In the Senate, the key sequence occurred when Majority Whip Mitch McConnell (R-Ky.) tried to strip overtime pay protection from a business tax bill. Labor Secretary Elaine Chao, a Bush appointee, had her department draft the overtime pay ban at White House urging. Senate Democrats launched a talkathon against McConnell’s maneuver, and the GOP tried to stop their filibuster. Stopping the filibuster would kill the overtime pay protection measure, promoted by Sen. Thomas Harkin (D-Iowa). Labor lobbied hard for Harkin’s pro-overtime amendment and against McConnell’s plan to kill it. Sen. Trent Lott (R-Miss.) summarized the GOP attitude towards the overtime-protection plan. He called it “irrelevant.”

The GOP needed 60 votes to halt the filibuster and dump Harkin’s overtime pay protection plan. They got 51, and then yanked the bill, turning to other business. Harkin promised to tack the overtime pay protection plan onto other legislation.

That left the Labor Department free to issue overtime pay ban rules. Spokeswoman Pamela Groover reiterated the new rules would be out by the end of March and include a timeline for compliance.

“This is about creating jobs or losing jobs,” Harkin said just before the Senate voted. “That is what overtime is about. It does not take a genius to figure it out.” Common sense dictates if an employer can work you for longer hours per week and not have to pay you overtime, that is exactly what they will do, and they will not hire any new workers.

“How can any senator stand here and say with a straight face that an amendment aimed at protecting overtime pay for millions of workers is extraneous to a jobs bill?” Harkin asked. The GOP portrayed the business tax bill as a “jobs-creation” bill. “This is from the Wall Street Journal and this says it all: ‘While employees like overtime pay, a lot of employers do not,’” Harkin added.

He also pointed out that companies now cheat workers of millions of dollars of overtime pay they legally should get.

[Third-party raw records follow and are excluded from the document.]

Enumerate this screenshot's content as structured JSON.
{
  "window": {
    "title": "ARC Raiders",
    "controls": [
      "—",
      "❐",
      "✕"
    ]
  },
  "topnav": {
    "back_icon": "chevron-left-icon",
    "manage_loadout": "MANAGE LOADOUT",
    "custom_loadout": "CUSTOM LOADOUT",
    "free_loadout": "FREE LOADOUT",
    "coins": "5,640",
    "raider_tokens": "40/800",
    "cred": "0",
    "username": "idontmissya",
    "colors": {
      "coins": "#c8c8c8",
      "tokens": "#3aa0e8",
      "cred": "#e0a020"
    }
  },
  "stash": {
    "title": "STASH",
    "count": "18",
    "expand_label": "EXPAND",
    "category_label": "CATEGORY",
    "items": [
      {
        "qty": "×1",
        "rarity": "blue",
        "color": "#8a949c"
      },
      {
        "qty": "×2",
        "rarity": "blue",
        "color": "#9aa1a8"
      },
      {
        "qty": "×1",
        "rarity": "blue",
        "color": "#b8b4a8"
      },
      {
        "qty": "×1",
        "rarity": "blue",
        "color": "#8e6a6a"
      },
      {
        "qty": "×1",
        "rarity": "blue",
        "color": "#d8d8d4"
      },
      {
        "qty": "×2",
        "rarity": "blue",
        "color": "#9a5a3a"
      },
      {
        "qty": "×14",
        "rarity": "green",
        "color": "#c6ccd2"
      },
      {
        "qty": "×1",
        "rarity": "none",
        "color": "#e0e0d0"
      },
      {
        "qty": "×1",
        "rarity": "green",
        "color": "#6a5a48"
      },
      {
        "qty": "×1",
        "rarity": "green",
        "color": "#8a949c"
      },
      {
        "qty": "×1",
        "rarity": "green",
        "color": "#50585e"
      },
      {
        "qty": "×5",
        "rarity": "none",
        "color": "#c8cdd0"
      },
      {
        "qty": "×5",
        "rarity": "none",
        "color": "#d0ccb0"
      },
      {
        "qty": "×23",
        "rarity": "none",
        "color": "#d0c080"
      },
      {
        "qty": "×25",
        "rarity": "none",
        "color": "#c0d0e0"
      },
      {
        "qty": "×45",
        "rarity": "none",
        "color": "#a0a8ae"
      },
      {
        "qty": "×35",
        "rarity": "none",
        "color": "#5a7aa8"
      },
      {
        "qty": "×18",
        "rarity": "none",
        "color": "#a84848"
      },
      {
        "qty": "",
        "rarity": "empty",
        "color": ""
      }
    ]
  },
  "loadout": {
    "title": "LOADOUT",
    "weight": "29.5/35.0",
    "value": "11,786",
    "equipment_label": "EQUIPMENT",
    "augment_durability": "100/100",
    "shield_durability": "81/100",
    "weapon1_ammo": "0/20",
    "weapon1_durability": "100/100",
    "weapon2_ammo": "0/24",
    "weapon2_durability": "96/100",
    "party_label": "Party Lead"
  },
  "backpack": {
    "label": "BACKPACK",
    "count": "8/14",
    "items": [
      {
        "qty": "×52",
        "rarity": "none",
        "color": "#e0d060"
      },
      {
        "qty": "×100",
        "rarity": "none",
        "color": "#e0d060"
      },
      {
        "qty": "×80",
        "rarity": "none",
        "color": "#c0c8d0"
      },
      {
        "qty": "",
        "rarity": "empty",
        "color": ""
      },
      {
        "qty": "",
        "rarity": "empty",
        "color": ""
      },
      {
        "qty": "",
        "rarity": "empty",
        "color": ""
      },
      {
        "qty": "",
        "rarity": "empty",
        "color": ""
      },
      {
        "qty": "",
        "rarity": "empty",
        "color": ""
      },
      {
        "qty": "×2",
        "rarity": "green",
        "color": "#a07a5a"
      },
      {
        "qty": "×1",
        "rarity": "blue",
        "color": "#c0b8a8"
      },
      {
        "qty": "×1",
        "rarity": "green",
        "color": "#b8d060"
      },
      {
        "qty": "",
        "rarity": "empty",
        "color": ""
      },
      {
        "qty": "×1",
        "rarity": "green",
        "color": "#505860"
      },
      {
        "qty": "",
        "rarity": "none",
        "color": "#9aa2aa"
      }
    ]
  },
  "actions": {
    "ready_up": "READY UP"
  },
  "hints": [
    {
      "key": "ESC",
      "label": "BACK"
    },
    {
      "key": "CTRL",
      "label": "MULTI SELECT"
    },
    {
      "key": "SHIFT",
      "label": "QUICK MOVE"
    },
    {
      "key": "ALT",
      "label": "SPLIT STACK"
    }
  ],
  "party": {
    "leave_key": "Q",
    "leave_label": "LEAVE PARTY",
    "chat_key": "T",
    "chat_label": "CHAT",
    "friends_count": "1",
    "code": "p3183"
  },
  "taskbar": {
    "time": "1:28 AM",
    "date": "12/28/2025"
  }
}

Quoting an employer-funded think tank, Harkin said if Bush’s Labor Department fully enforced present overtime pay rules, then workers would get an additional $19 billion yearly.

And he cited a federal court in Oregon that, last Dec. 19, ordered the nation’s largest company, Wal-Mart, to pay overtime to its workers there. Wal-Mart had locked them in the stores and refused to pay them for the extra hours.

Last year, both the GOP-run House and GOP-run Senate approved Harkin’s amendment protecting overtime, and inserted it into a money bill for the Labor Department. But yielding to Bush and business, GOP congressional negotiators dumped overtime pay protection from the final version of that bill.

“The American people spoke, and I can say with no uncertainty that the vast majority of them want their overtime pay protected,” Harkin noted. In a recent poll, he added, protecting overtime won by a 74 percent to 14 percent margin.